Oz sat up. Willow, who checked her email before she finished getting dressed in the morning and spent the entire day on line at work, had not responded to email messages? That sounded very not right to him. The phone line hummed.
“This is Buffy. She may have gotten the email address wrong,” Joyce pointed out. Not that her daughter was stupid, but she always had so much on her mind. In that way, Willow was the perfect compliment to Buffy. She tended to be more organized and she was always willing to pick up the slack and be Buffy’s memory, tutor, or study buddy.
“Friday around noon was the last time I talked to her,” Oz said. “This doesn’t feel right to me.”
“Is there any way that you could go to San Jose? Or, wait a minute. I guess we are closer. Maybe Xander could go?” she suggested.
“Yeah,” Oz said. “That’s a good idea,” He kind of wanted to go himself, only he was driving the van, with all the band equipment and band members, who would be stranded in Claremont if he took off. It wasn’t that he didn’t want Xander to go. He was all over that. Willow was with him because that was what she wanted. She had made that more than clear to him. “I think I’ll go myself.”
“It’s probably nothing,” Joyce said, hearing how anxious he was, in what he wasn’t saying. “You have a Sunnydale mindset,” she reminded Oz.
“Sure. It probably is nothing,” Oz agreed, “Thanks, Mrs. Summers—“
“Oz, call me Joyce,” she corrected. “Why don’t you call as soon as you get there? I’ll let Buffy know to expect you to call.”
“Thanks, Joyce,” Oz said. Some how he had felt more like an adult calling Buffy’s mom Mrs. Summers than using her first name. “No matter how late?” he confirmed.
“No matter how late,” she agreed. “Willow is family.”
“Right,” Oz agreed. “Okay, then,” he said. “So I’ll talk to Buffy or you in a couple of hours,” he said. “It’s probably nothing.”
Devon, who had heard Oz’s side of the conversation, was philosophical. “It’s not like we have a gig lined up for Wednesday night.” Monday and Tuesday were club weekend days, with no action to be had unless you were willing to play free. “And we can crash on your girlfriend’s floor, or something,” he pointed out, not demanding to be talked into the eight hour journey north.
The conversation with Oz bothered Joyce more than she let on.
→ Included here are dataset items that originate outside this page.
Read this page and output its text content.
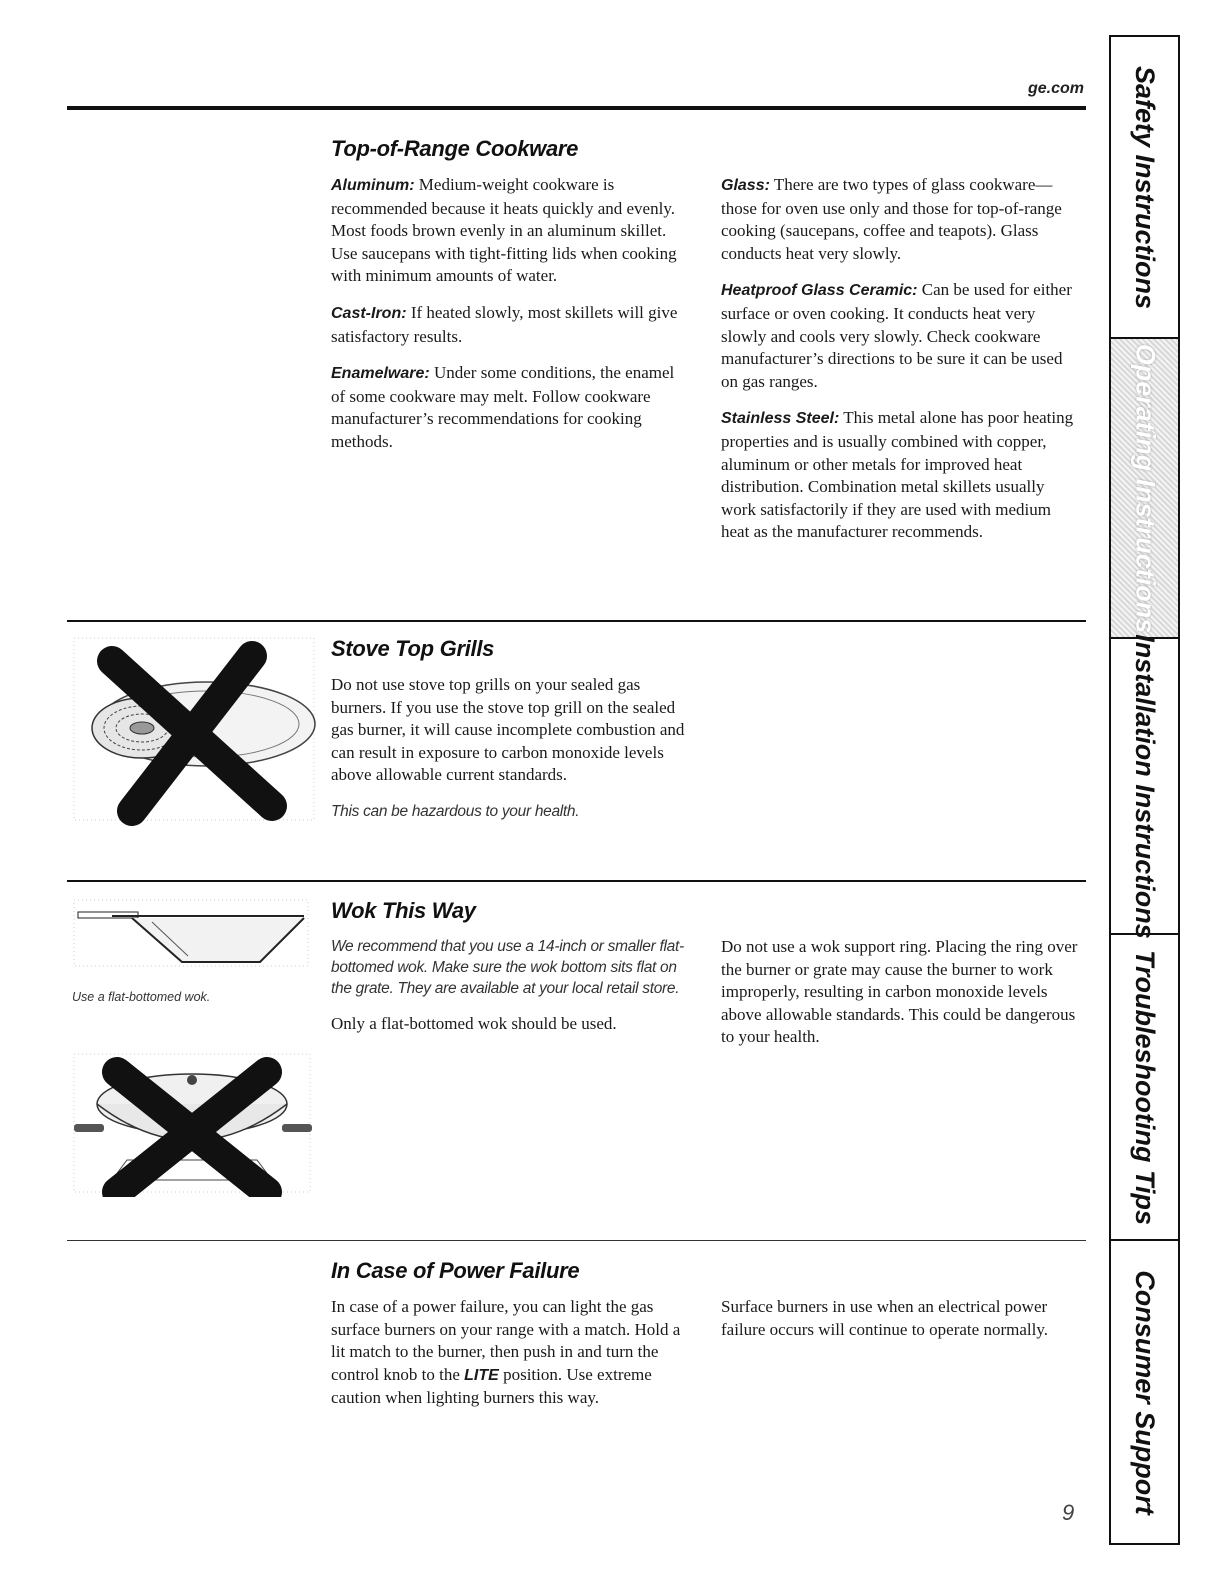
ge.com
Top-of-Range Cookware

Aluminum: Medium-weight cookware is recommended because it heats quickly and evenly. Most foods brown evenly in an aluminum skillet. Use saucepans with tight-fitting lids when cooking with minimum amounts of water.

Cast-Iron: If heated slowly, most skillets will give satisfactory results.

Enamelware: Under some conditions, the enamel of some cookware may melt. Follow cookware manufacturer’s recommendations for cooking methods.

Glass: There are two types of glass cookware—those for oven use only and those for top-of-range cooking (saucepans, coffee and teapots). Glass conducts heat very slowly.

Heatproof Glass Ceramic: Can be used for either surface or oven cooking. It conducts heat very slowly and cools very slowly. Check cookware manufacturer’s directions to be sure it can be used on gas ranges.

Stainless Steel: This metal alone has poor heating properties and is usually combined with copper, aluminum or other metals for improved heat distribution. Combination metal skillets usually work satisfactorily if they are used with medium heat as the manufacturer recommends.

Stove Top Grills

Do not use stove top grills on your sealed gas burners. If you use the stove top grill on the sealed gas burner, it will cause incomplete combustion and can result in exposure to carbon monoxide levels above allowable current standards.

This can be hazardous to your health.

Use a flat-bottomed wok.
Wok This Way

We recommend that you use a 14-inch or smaller flat-bottomed wok. Make sure the wok bottom sits flat on the grate. They are available at your local retail store.

Only a flat-bottomed wok should be used.

Do not use a wok support ring. Placing the ring over the burner or grate may cause the burner to work improperly, resulting in carbon monoxide levels above allowable standards. This could be dangerous to your health.

In Case of Power Failure

In case of a power failure, you can light the gas surface burners on your range with a match. Hold a lit match to the burner, then push in and turn the control knob to the LITE position. Use extreme caution when lighting burners this way.

Surface burners in use when an electrical power failure occurs will continue to operate normally.

9
Safety Instructions
Operating Instructions
Installation Instructions
Troubleshooting Tips
Consumer Support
There could be a lot of reasons why Willow was not returning phone calls, though none of them was particularly reassuring. After she finished her dinner and before she started cleaning up the kitchen, she called Rupert Giles, intending to leave a message there for Buffy to call home if she stopped by the Watcher’s apartment or called to report in after her patrol.
Despite the fact that the Watcher’s Council had fired him, he had remained an uninterrupted presence in Buffy’s life. Resentment and gratitude colored Joyce’s feelings toward him. She would always resent the Watcher’s Council and the way that they had kept her in the dark for so long. Encouraging Buffy to lie to her had been unforgivable. She was grateful, though, that Giles’ loyalties were to Buffy, and not to the organization he had served. She was more appreciative of how he had adapted to meet Buffy’s needs rather than trying to mold her into a perfect little Slayer.
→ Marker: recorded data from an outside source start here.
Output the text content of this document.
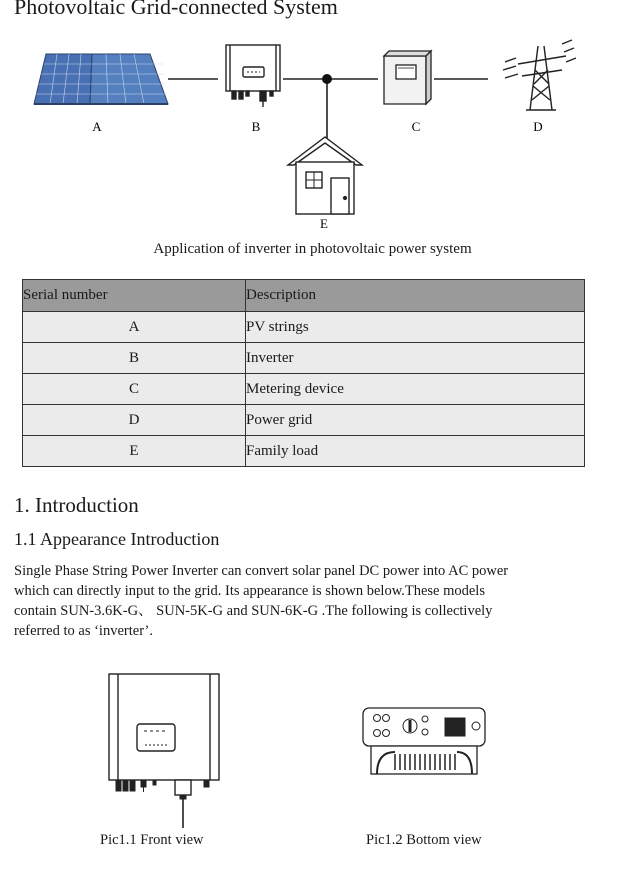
Photovoltaic Grid-connected System
A	B	C	D
E
Application of inverter in photovoltaic power system
Serial number	Description
A	PV strings
B	Inverter
C	Metering device
D	Power grid
E	Family load
1. Introduction
1.1 Appearance Introduction

Single Phase String Power Inverter can convert solar panel DC power into AC power

which can directly input to the grid. Its appearance is shown below.These models

contain SUN-3.6K-G、 SUN-5K-G and SUN-6K-G .The following is collectively

referred to as ‘inverter’.

Pic1.1 Front view	Pic1.2 Bottom view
There remained a fair amount of awkwardness between them. She heard it in his voice when he recognized hers. “Ah, hello, Joyce,” he said. “Buffy is not here right now, if you are looking for her,” he said, sounding very much like he hoped that was the reason for her call.
“If she stops in, could you have her call me?” she asked. “She went out with Xander. I think they were going to the Bronze, or maybe to the movies?” she wasn’t sure. “It’s important,” she stressed.
“Yes, of course,” he said, and then, cautiously, “Is anything wrong? That is, is there anything I can—uh, help with, or—“
“Oz called looking for Buffy,” Joyce interrupted. “He hasn’t been able to reach Willow, and he’s worried,” she said. “It may be nothing, but he was asking if Buffy had spoken to her recently,” she explained. “He’s going to San Jose tonight to check on her, and he’s going to call when he gets there.”